The Connecticut Older Adult Collaboration for Health 4M or “COACH,” under the leadership of Richard Marottoli, MD, MPH, supports the dissemination of educational and clinical activities into the community. With the support of COACH, the IMPROVE clinic has been pilot-tested at the New Haven Primary Care Consortium, involving internal medicine residents, pharmacists, nurses, and COACH 4M faculty. In a second initiative, COACH faculty worked with public health students on a pilot project deploying simple communication technology equipment in long-term care settings to enhance communication among patients, families, and staff.
The section’s newest clinician-educator, Gregory Ouellet, MD, MHS, was accepted into the Department of Internal Medicine’s Advancement of Clinician-Educator Scholarship Faculty Development Program. Ouellet will develop a curriculum focused on training residents in patient-centered decision making for persons with dementia. Alexandra M. Hajduk, PhD, MPH, became deputy director of Scientific Affairs at the Yale School of Medicine’s Office of Student Research.
Research: Aging Research and the 4Ms
Under the direction of Thomas Gill, MD, the Yale Claude D. Pepper Older Americans Independence Center (OAIC), sponsored by the NIH, provides pilot and career development funding to investigators across a range of disciplines whose research is at the intersection of their own specialty and the 4Ms. Notably, Gill was awarded the 2022 Irving Wright Award of Distinction from the American Federation for Aging Research. The OAIC officially launched a new departmental research initiative, focusing on translational geroscience by soliciting letters of intent for its pilot grant program. The new program is designed to facilitate innovative and high-impact translational geroscience research and establish/strengthen cross-disciplinary collaborations.

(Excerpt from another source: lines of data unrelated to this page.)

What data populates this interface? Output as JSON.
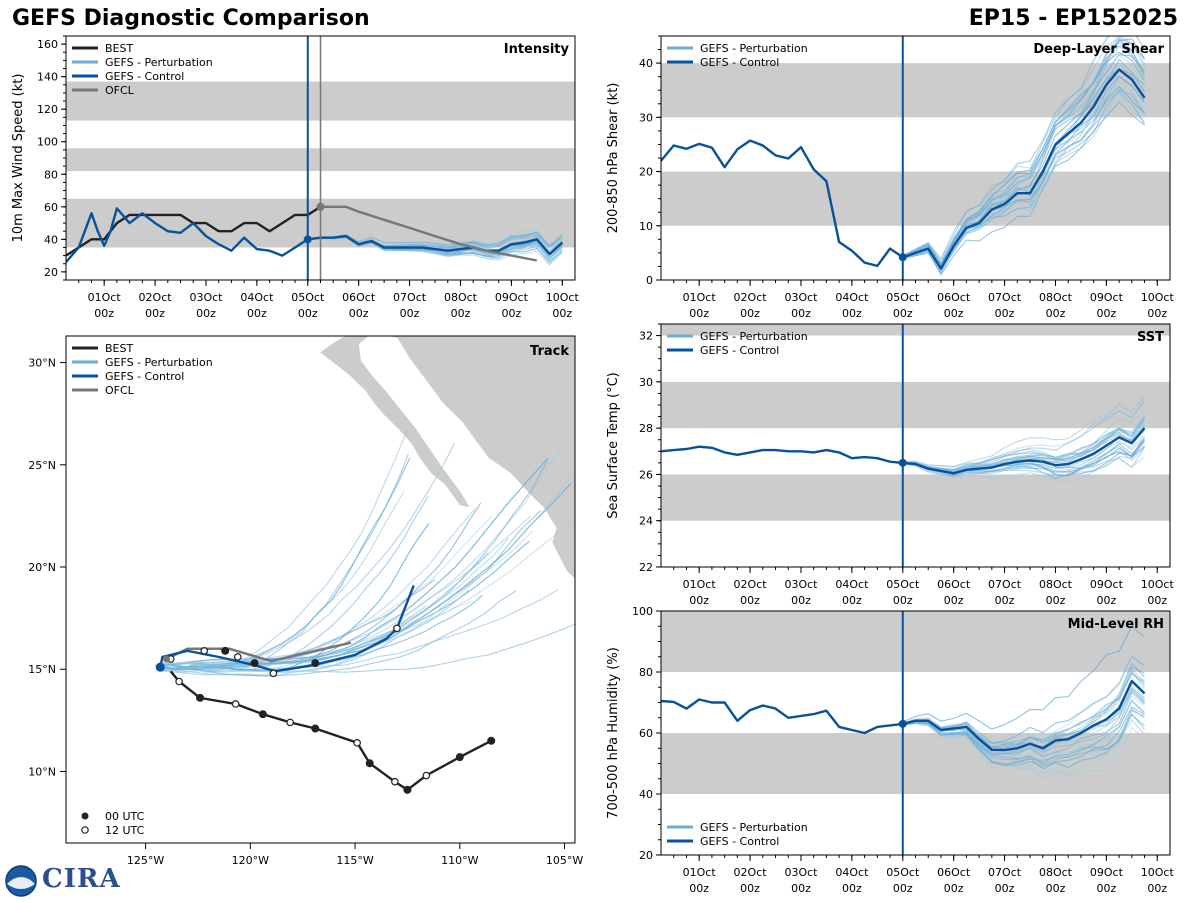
{
  "page": {
    "title_left": "GEFS Diagnostic Comparison",
    "title_right": "EP15 - EP152025",
    "logo_text": "CIRA"
  },
  "colors": {
    "best": "#222222",
    "perturbation": "#6baed6",
    "control": "#08519c",
    "ofcl": "#777777",
    "band": "#cccccc"
  },
  "time_axis": {
    "ticks": [
      {
        "t": 0,
        "day": "01Oct",
        "hour": "00z"
      },
      {
        "t": 24,
        "day": "02Oct",
        "hour": "00z"
      },
      {
        "t": 48,
        "day": "03Oct",
        "hour": "00z"
      },
      {
        "t": 72,
        "day": "04Oct",
        "hour": "00z"
      },
      {
        "t": 96,
        "day": "05Oct",
        "hour": "00z"
      },
      {
        "t": 120,
        "day": "06Oct",
        "hour": "00z"
      },
      {
        "t": 144,
        "day": "07Oct",
        "hour": "00z"
      },
      {
        "t": 168,
        "day": "08Oct",
        "hour": "00z"
      },
      {
        "t": 192,
        "day": "09Oct",
        "hour": "00z"
      },
      {
        "t": 216,
        "day": "10Oct",
        "hour": "00z"
      }
    ],
    "range": [
      -18,
      222
    ],
    "init_time": 96,
    "ofcl_time": 102
  },
  "chart_data": [
    {
      "id": "intensity",
      "type": "line",
      "title": "Intensity",
      "ylabel": "10m Max Wind Speed (kt)",
      "ylim": [
        15,
        165
      ],
      "yticks": [
        20,
        40,
        60,
        80,
        100,
        120,
        140,
        160
      ],
      "bands": [
        [
          35,
          65
        ],
        [
          82,
          96
        ],
        [
          113,
          137
        ]
      ],
      "legend": [
        "BEST",
        "GEFS - Perturbation",
        "GEFS - Control",
        "OFCL"
      ],
      "series": [
        {
          "name": "BEST",
          "t": [
            -18,
            -12,
            -6,
            0,
            6,
            12,
            18,
            24,
            30,
            36,
            42,
            48,
            54,
            60,
            66,
            72,
            78,
            84,
            90,
            96,
            102
          ],
          "values": [
            30,
            35,
            40,
            40,
            50,
            55,
            55,
            55,
            55,
            55,
            50,
            50,
            45,
            45,
            50,
            50,
            45,
            50,
            55,
            55,
            60
          ]
        },
        {
          "name": "GEFS - Control",
          "t": [
            -18,
            -12,
            -6,
            -3,
            0,
            3,
            6,
            12,
            18,
            24,
            30,
            36,
            42,
            48,
            54,
            60,
            66,
            72,
            78,
            84,
            90,
            96,
            102,
            108,
            114,
            120,
            126,
            132,
            138,
            144,
            150,
            156,
            162,
            168,
            174,
            180,
            186,
            192,
            198,
            204,
            210,
            216
          ],
          "values": [
            26,
            35,
            56,
            45,
            36,
            45,
            59,
            50,
            56,
            50,
            45,
            44,
            50,
            42,
            37,
            33,
            41,
            34,
            33,
            30,
            35,
            40,
            41,
            41,
            42,
            37,
            39,
            35,
            35,
            35,
            35,
            34,
            33,
            34,
            35,
            33,
            33,
            37,
            38,
            40,
            31,
            38
          ]
        },
        {
          "name": "OFCL",
          "t": [
            102,
            108,
            114,
            120,
            132,
            144,
            156,
            168,
            180,
            192,
            204
          ],
          "values": [
            60,
            60,
            60,
            57,
            52,
            47,
            42,
            37,
            33,
            30,
            27
          ]
        }
      ],
      "ensemble_count": 30
    },
    {
      "id": "shear",
      "type": "line",
      "title": "Deep-Layer Shear",
      "ylabel": "200-850 hPa Shear (kt)",
      "ylim": [
        0,
        45
      ],
      "yticks": [
        0,
        10,
        20,
        30,
        40
      ],
      "bands": [
        [
          10,
          20
        ],
        [
          30,
          40
        ]
      ],
      "legend": [
        "GEFS - Perturbation",
        "GEFS - Control"
      ],
      "series": [
        {
          "name": "GEFS - Control",
          "t": [
            -18,
            -12,
            -6,
            0,
            6,
            12,
            18,
            24,
            30,
            36,
            42,
            48,
            54,
            60,
            66,
            72,
            78,
            84,
            90,
            96,
            102,
            108,
            114,
            120,
            126,
            132,
            138,
            144,
            150,
            156,
            162,
            168,
            174,
            180,
            186,
            192,
            198,
            204,
            210
          ],
          "values": [
            22,
            24.8,
            24.2,
            25.1,
            24.4,
            20.8,
            24.1,
            25.7,
            24.8,
            23,
            22.4,
            24.5,
            20.4,
            18.2,
            7,
            5.4,
            3.2,
            2.6,
            5.8,
            4.2,
            5,
            5.8,
            2.1,
            6.3,
            9.6,
            10.5,
            13,
            14,
            16,
            16,
            20,
            25,
            27,
            29,
            32,
            36,
            38.8,
            37,
            33.6
          ]
        }
      ],
      "ensemble_count": 30
    },
    {
      "id": "sst",
      "type": "line",
      "title": "SST",
      "ylabel": "Sea Surface Temp (°C)",
      "ylim": [
        22,
        32.5
      ],
      "yticks": [
        22,
        24,
        26,
        28,
        30,
        32
      ],
      "bands": [
        [
          24,
          26
        ],
        [
          28,
          30
        ],
        [
          32,
          34
        ]
      ],
      "legend": [
        "GEFS - Perturbation",
        "GEFS - Control"
      ],
      "series": [
        {
          "name": "GEFS - Control",
          "t": [
            -18,
            -12,
            -6,
            0,
            6,
            12,
            18,
            24,
            30,
            36,
            42,
            48,
            54,
            60,
            66,
            72,
            78,
            84,
            90,
            96,
            102,
            108,
            114,
            120,
            126,
            132,
            138,
            144,
            150,
            156,
            162,
            168,
            174,
            180,
            186,
            192,
            198,
            204,
            210
          ],
          "values": [
            27.0,
            27.05,
            27.1,
            27.2,
            27.15,
            26.95,
            26.85,
            26.95,
            27.05,
            27.05,
            27.0,
            27.0,
            26.95,
            27.05,
            26.95,
            26.7,
            26.75,
            26.7,
            26.55,
            26.5,
            26.45,
            26.25,
            26.15,
            26.05,
            26.2,
            26.25,
            26.3,
            26.45,
            26.55,
            26.6,
            26.55,
            26.4,
            26.45,
            26.65,
            26.9,
            27.25,
            27.6,
            27.35,
            28.0
          ]
        }
      ],
      "ensemble_count": 30
    },
    {
      "id": "rh",
      "type": "line",
      "title": "Mid-Level RH",
      "ylabel": "700-500 hPa Humidity (%)",
      "ylim": [
        20,
        100
      ],
      "yticks": [
        20,
        40,
        60,
        80,
        100
      ],
      "bands": [
        [
          40,
          60
        ],
        [
          80,
          100
        ]
      ],
      "legend": [
        "GEFS - Perturbation",
        "GEFS - Control"
      ],
      "series": [
        {
          "name": "GEFS - Control",
          "t": [
            -18,
            -12,
            -6,
            0,
            6,
            12,
            18,
            24,
            30,
            36,
            42,
            48,
            54,
            60,
            66,
            72,
            78,
            84,
            90,
            96,
            102,
            108,
            114,
            120,
            126,
            132,
            138,
            144,
            150,
            156,
            162,
            168,
            174,
            180,
            186,
            192,
            198,
            204,
            210
          ],
          "values": [
            70.5,
            70.2,
            68,
            71,
            70,
            70,
            64,
            67.5,
            69,
            68,
            65,
            65.6,
            66.2,
            67.3,
            62,
            61,
            60,
            62,
            62.5,
            63,
            64,
            64,
            61,
            61.5,
            62,
            58,
            54.5,
            54.4,
            55,
            56.5,
            55,
            57.5,
            58,
            60,
            62.5,
            64.5,
            68,
            77,
            73
          ]
        }
      ],
      "ensemble_count": 30
    },
    {
      "id": "track",
      "type": "scatter",
      "title": "Track",
      "xlim": [
        -128.8,
        -104.5
      ],
      "ylim": [
        6.5,
        31.3
      ],
      "xticks": [
        {
          "v": -125,
          "label": "125°W"
        },
        {
          "v": -120,
          "label": "120°W"
        },
        {
          "v": -115,
          "label": "115°W"
        },
        {
          "v": -110,
          "label": "110°W"
        },
        {
          "v": -105,
          "label": "105°W"
        }
      ],
      "yticks": [
        {
          "v": 10,
          "label": "10°N"
        },
        {
          "v": 15,
          "label": "15°N"
        },
        {
          "v": 20,
          "label": "20°N"
        },
        {
          "v": 25,
          "label": "25°N"
        },
        {
          "v": 30,
          "label": "30°N"
        }
      ],
      "legend": [
        "BEST",
        "GEFS - Perturbation",
        "GEFS - Control",
        "OFCL"
      ],
      "marker_legend": [
        "00 UTC",
        "12 UTC"
      ],
      "best_track": [
        {
          "lon": -108.5,
          "lat": 11.5,
          "utc": "00"
        },
        {
          "lon": -110.0,
          "lat": 10.7,
          "utc": "00"
        },
        {
          "lon": -111.6,
          "lat": 9.8,
          "utc": "12"
        },
        {
          "lon": -112.5,
          "lat": 9.1,
          "utc": "00"
        },
        {
          "lon": -113.1,
          "lat": 9.5,
          "utc": "12"
        },
        {
          "lon": -114.3,
          "lat": 10.4,
          "utc": "00"
        },
        {
          "lon": -114.9,
          "lat": 11.4,
          "utc": "12"
        },
        {
          "lon": -116.9,
          "lat": 12.1,
          "utc": "00"
        },
        {
          "lon": -118.1,
          "lat": 12.4,
          "utc": "12"
        },
        {
          "lon": -119.4,
          "lat": 12.8,
          "utc": "00"
        },
        {
          "lon": -120.7,
          "lat": 13.3,
          "utc": "12"
        },
        {
          "lon": -122.4,
          "lat": 13.6,
          "utc": "00"
        },
        {
          "lon": -123.4,
          "lat": 14.4,
          "utc": "12"
        },
        {
          "lon": -123.8,
          "lat": 14.9,
          "utc": "none"
        }
      ],
      "control_track": [
        {
          "lon": -124.3,
          "lat": 15.1,
          "utc": "init"
        },
        {
          "lon": -124.2,
          "lat": 15.6,
          "utc": "none"
        },
        {
          "lon": -123.0,
          "lat": 15.9,
          "utc": "none"
        },
        {
          "lon": -121.5,
          "lat": 15.6,
          "utc": "none"
        },
        {
          "lon": -119.8,
          "lat": 15.2,
          "utc": "none"
        },
        {
          "lon": -118.8,
          "lat": 14.9,
          "utc": "none"
        },
        {
          "lon": -117.0,
          "lat": 15.2,
          "utc": "none"
        },
        {
          "lon": -115.0,
          "lat": 15.7,
          "utc": "none"
        },
        {
          "lon": -113.5,
          "lat": 16.5,
          "utc": "none"
        },
        {
          "lon": -113.0,
          "lat": 17.0,
          "utc": "none"
        },
        {
          "lon": -112.2,
          "lat": 19.1,
          "utc": "none"
        }
      ],
      "control_markers": [
        {
          "lon": -123.8,
          "lat": 15.5,
          "utc": "12"
        },
        {
          "lon": -122.2,
          "lat": 15.9,
          "utc": "12"
        },
        {
          "lon": -120.6,
          "lat": 15.6,
          "utc": "12"
        },
        {
          "lon": -118.9,
          "lat": 14.8,
          "utc": "12"
        },
        {
          "lon": -113.0,
          "lat": 17.0,
          "utc": "12"
        },
        {
          "lon": -121.2,
          "lat": 15.9,
          "utc": "00"
        },
        {
          "lon": -119.8,
          "lat": 15.3,
          "utc": "00"
        },
        {
          "lon": -116.9,
          "lat": 15.3,
          "utc": "00"
        }
      ],
      "ofcl_track": [
        {
          "lon": -124.0,
          "lat": 15.5
        },
        {
          "lon": -123.0,
          "lat": 16.0
        },
        {
          "lon": -121.0,
          "lat": 16.0
        },
        {
          "lon": -119.0,
          "lat": 15.4
        },
        {
          "lon": -117.3,
          "lat": 15.8
        },
        {
          "lon": -115.2,
          "lat": 16.3
        }
      ],
      "ensemble_count": 30
    }
  ]
}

The section focuses on innovating and testing models to improve treatment decision making for older persons, with a focus on the Matters Most of the 4Ms. Mary Tinetti, MD, continues to disseminate the Patient Priorities Care approach, which addresses the Matters Most ‘M’ of the 4Ms, along with Jennifer Ouellet, MD, and Marcia Mecca, MD, who designed and implemented a national Train-the-Trainer curriculum. Fried published the results of a randomized clinical trial demonstrating the efficacy of the STAMP program on increasing engagement in advance care planning in the Annals of Internal Medicine. Andrew Cohen, MD, authored an editorial on advance care planning for caregivers of persons with dementia in the Journal of the American Geriatrics Society.